Here we were, middle-aged men in a dusty tent in California, pretending to be in a war zone, and I’m dressed like a South American singer with a wardrobe malfunction.

It was the contrast that made it so funny.

The show was often so heavy and so poignant that when the pressure valve finally popped, it popped in a big way.

I remember Alan Alda walking onto the set to see what the commotion was.

He saw me, he saw Harry on the floor, and he saw the banana.

He didn’t even ask for context.

He just started laughing along with us.

That was the magic of that set.

Nobody was too “important” to enjoy the joke.

We eventually got the shot, but if you look closely at that episode, you can see Harry’s shoulders are still shaking slightly when he tells me to get out of his office.

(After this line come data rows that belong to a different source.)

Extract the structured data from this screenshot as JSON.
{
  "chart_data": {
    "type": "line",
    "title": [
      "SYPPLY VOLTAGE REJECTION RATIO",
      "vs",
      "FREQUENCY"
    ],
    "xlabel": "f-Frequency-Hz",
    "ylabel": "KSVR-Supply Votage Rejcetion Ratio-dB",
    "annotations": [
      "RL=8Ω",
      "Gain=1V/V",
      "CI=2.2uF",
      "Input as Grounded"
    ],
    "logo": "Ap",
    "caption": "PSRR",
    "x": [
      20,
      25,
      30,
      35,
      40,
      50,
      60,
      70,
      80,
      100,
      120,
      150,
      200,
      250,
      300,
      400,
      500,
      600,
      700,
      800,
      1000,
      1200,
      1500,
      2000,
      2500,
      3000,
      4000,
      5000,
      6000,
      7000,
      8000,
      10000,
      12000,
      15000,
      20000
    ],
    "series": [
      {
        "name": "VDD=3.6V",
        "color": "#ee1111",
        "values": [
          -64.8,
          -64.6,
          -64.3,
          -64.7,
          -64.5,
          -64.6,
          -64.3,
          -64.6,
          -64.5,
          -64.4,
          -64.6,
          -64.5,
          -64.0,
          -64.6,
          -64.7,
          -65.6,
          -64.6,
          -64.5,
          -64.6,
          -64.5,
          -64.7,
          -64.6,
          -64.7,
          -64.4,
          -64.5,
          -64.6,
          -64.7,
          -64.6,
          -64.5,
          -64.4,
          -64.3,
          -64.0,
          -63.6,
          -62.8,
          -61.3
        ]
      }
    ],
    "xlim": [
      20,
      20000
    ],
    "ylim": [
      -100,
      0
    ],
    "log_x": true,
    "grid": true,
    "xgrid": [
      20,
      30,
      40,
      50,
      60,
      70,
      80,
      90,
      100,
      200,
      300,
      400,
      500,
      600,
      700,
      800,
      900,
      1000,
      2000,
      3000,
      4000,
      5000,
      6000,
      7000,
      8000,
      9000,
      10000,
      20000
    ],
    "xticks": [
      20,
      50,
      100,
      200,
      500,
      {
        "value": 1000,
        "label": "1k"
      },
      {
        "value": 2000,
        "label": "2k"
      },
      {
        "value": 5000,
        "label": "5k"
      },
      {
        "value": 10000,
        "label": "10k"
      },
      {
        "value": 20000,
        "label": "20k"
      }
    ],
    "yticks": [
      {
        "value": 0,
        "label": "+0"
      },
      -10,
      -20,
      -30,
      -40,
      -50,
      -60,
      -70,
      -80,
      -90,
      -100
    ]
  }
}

He was literally biting the inside of his cheek to keep from ruining the final take.

Looking back at it now, decades later, I realize those were the moments that kept us going through the long seasons.

We took the work seriously, and we took the message of the show seriously, but we never took ourselves too seriously.

If you can’t laugh at a wax pineapple falling off your head while you’re trying to earn a psychiatric discharge, then you’re in the wrong business.

It’s the mistakes that make the memories, and that fruit hat is one I’ll carry with me forever.

It’s funny how a simple piece of plastic fruit can represent an entire decade of friendship and laughter, isn’t it?

What’s the most embarrassing thing you’ve ever had to wear for a job?